I hear what you're saying about not being guided by fear but by truth. That's a really powerful statement. I hope that I can continue to live by that.

This feeling of detachment that I'm experiencing after seeing H with ogre is troubling, but in a good way, I suppose. I feel as if I'm being pulled to the other side - being forced to look at things without the MLC goggles on. My years with H were happy ones. He loved me the best that he could. At times, I did wish for more from him and thought that with time (and training perhaps) he would be able to love me 'better'. Being detached is making me think that I can now find someone who is able to give me more, to see me for who I am and appreciate all I have to offer. And that that someone could give more to my boys - be a better role model, a better teacher, a better playmate. (I see joy and sadness at the same time in my S5's eyes when his friends' dads are around and playing with them. H has never been that playful.)
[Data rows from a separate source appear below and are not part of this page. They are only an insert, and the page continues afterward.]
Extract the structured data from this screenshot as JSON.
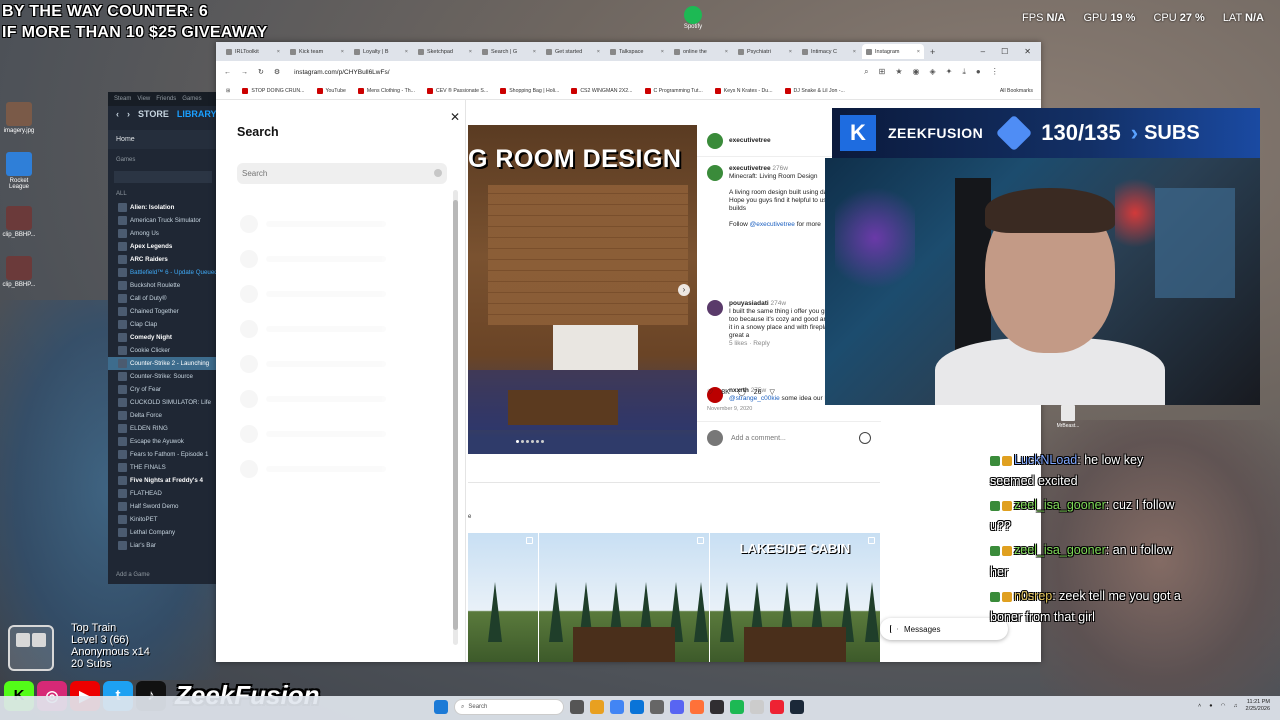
{
  "overlay": {
    "counter": "BY THE WAY COUNTER: 6",
    "giveaway": "IF MORE THAN 10 $25 GIVEAWAY"
  },
  "stats": {
    "fps_label": "FPS",
    "fps_value": "N/A",
    "gpu_label": "GPU",
    "gpu_value": "19 %",
    "cpu_label": "CPU",
    "cpu_value": "27 %",
    "lat_label": "LAT",
    "lat_value": "N/A"
  },
  "desktop_icons": [
    {
      "label": "imagery.jpg"
    },
    {
      "label": "Rocket League"
    },
    {
      "label": "clip_BBHP..."
    },
    {
      "label": "clip_BBHP..."
    }
  ],
  "spotify_label": "Spotify",
  "steam": {
    "top_items": [
      "Steam",
      "View",
      "Friends",
      "Games"
    ],
    "store": "STORE",
    "library": "LIBRARY",
    "home": "Home",
    "games_header": "Games",
    "all_label": "ALL",
    "games": [
      {
        "name": "Alien: Isolation",
        "style": "bold"
      },
      {
        "name": "American Truck Simulator",
        "style": ""
      },
      {
        "name": "Among Us",
        "style": ""
      },
      {
        "name": "Apex Legends",
        "style": "bold"
      },
      {
        "name": "ARC Raiders",
        "style": "bold"
      },
      {
        "name": "Battlefield™ 6 - Update Queued",
        "style": "update"
      },
      {
        "name": "Buckshot Roulette",
        "style": ""
      },
      {
        "name": "Call of Duty®",
        "style": ""
      },
      {
        "name": "Chained Together",
        "style": ""
      },
      {
        "name": "Clap Clap",
        "style": ""
      },
      {
        "name": "Comedy Night",
        "style": "bold"
      },
      {
        "name": "Cookie Clicker",
        "style": ""
      },
      {
        "name": "Counter-Strike 2 - Launching",
        "style": "active"
      },
      {
        "name": "Counter-Strike: Source",
        "style": ""
      },
      {
        "name": "Cry of Fear",
        "style": ""
      },
      {
        "name": "CUCKOLD SIMULATOR: Life",
        "style": ""
      },
      {
        "name": "Delta Force",
        "style": ""
      },
      {
        "name": "ELDEN RING",
        "style": ""
      },
      {
        "name": "Escape the Ayuwok",
        "style": ""
      },
      {
        "name": "Fears to Fathom - Episode 1",
        "style": ""
      },
      {
        "name": "THE FINALS",
        "style": ""
      },
      {
        "name": "Five Nights at Freddy's 4",
        "style": "bold"
      },
      {
        "name": "FLATHEAD",
        "style": ""
      },
      {
        "name": "Half Sword Demo",
        "style": ""
      },
      {
        "name": "KinitoPET",
        "style": ""
      },
      {
        "name": "Lethal Company",
        "style": ""
      },
      {
        "name": "Liar's Bar",
        "style": ""
      }
    ],
    "add_game": "Add a Game"
  },
  "browser": {
    "tabs": [
      {
        "label": "IRLToolkit"
      },
      {
        "label": "Kick team"
      },
      {
        "label": "Loyalty | B"
      },
      {
        "label": "Sketchpad"
      },
      {
        "label": "Search | G"
      },
      {
        "label": "Get started"
      },
      {
        "label": "Talkspace"
      },
      {
        "label": "online the"
      },
      {
        "label": "Psychiatri"
      },
      {
        "label": "Intimacy C"
      },
      {
        "label": "Instagram",
        "active": true
      }
    ],
    "url": "instagram.com/p/CHYBull6LwFs/",
    "bookmarks": [
      "STOP DOING CRUN...",
      "YouTube",
      "Mens Clothing - Th...",
      "CEV ® Passionate S...",
      "Shopping Bag | Holi...",
      "CS2 WINGMAN 2X2...",
      "C Programming Tut...",
      "Keys N Krates - Du...",
      "DJ Snake & Lil Jon -..."
    ],
    "all_bookmarks": "All Bookmarks"
  },
  "search_panel": {
    "title": "Search",
    "placeholder": "Search"
  },
  "post": {
    "image_title": "G ROOM DESIGN",
    "author": "executivetree",
    "caption_user": "executivetree",
    "caption_time": "276w",
    "caption_title": "Minecraft: Living Room Design",
    "caption_body": "A living room design built using dark oak blocks. Hope you guys find it helpful to use in your own builds",
    "follow_prefix": "Follow",
    "follow_link": "@executivetree",
    "follow_suffix": "for more",
    "comment1_user": "pouyasiadati",
    "comment1_time": "274w",
    "comment1_text": "I built the same thing i offer you guys too build it too because it's cozy and good and when you build it in a snowy place and with fireplace it would be great a",
    "comment1_meta": "5 likes · Reply",
    "comment2_user": "nxxrth",
    "comment2_time": "275w",
    "comment2_link": "@strange_c00kie",
    "comment2_text": "some idea our home!",
    "likes": "8K",
    "comments": "26",
    "date": "November 9, 2020",
    "add_comment": "Add a comment...",
    "more_label": "e",
    "thumb3_label": "LAKESIDE CABIN",
    "messages": "Messages"
  },
  "subs": {
    "brand": "ZEEKFUSION",
    "count": "130/135",
    "label": "SUBS"
  },
  "recycle_label": "MrBeast...",
  "chat": [
    {
      "user": "LuckNLoad",
      "msg": ": he low key seemed excited",
      "color": "#7fa7ff"
    },
    {
      "user": "zeel_isa_gooner",
      "msg": ": cuz I follow u??",
      "color": "#7ed957"
    },
    {
      "user": "zeel_isa_gooner",
      "msg": ": an u follow her",
      "color": "#7ed957"
    },
    {
      "user": "n0srep",
      "msg": ": zeek tell me you got a boner from that girl",
      "color": "#e2c35a"
    }
  ],
  "train": {
    "title": "Top Train",
    "level": "Level 3 (66)",
    "anon": "Anonymous x14",
    "subs": "20 Subs"
  },
  "social_name": "ZeekFusion",
  "taskbar": {
    "search": "Search",
    "time": "11:21 PM",
    "date": "2/25/2026"
  }
}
There's a picture I have of H from Christmas with him holding the boys. It seems so unnatural the way he's carrying them - like he doesn't fit into the role as their father. The picture actually makes me feel uncomfortable. It also reminds me of a time when they were younger, when H tried to carry both of them at once and nearly dropped them. My H is a tall, strong, athletic guy. To see him falter like that was a shock. I guess he's not a natural father the way some people are. It's strange - one on one, he's better with them. With both of them, he looks overburdened - which is exactly how I think he felt.
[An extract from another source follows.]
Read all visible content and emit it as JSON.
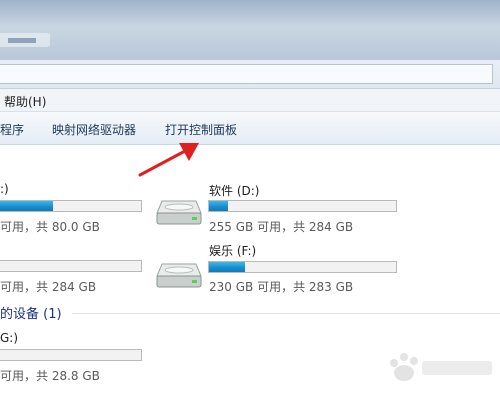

Seems that all the bad memories are coming up again - the same way the MLCers can only remember the bad. I wonder if I would ever say no to a reconciliation with H because of my kids. But whereas before, I envisioned a stronger better M, I'm starting to imagine me questioning myself for not taking the chance to break away now for a second chance.

I already sense that this is one of those rambling posts I will later regret ever posting (for not being very pro-DB - I've had several lately), but here it is. The random, troubled words of a confused LBS.

Last edited by still hoping; 01/31/08 05:57 PM.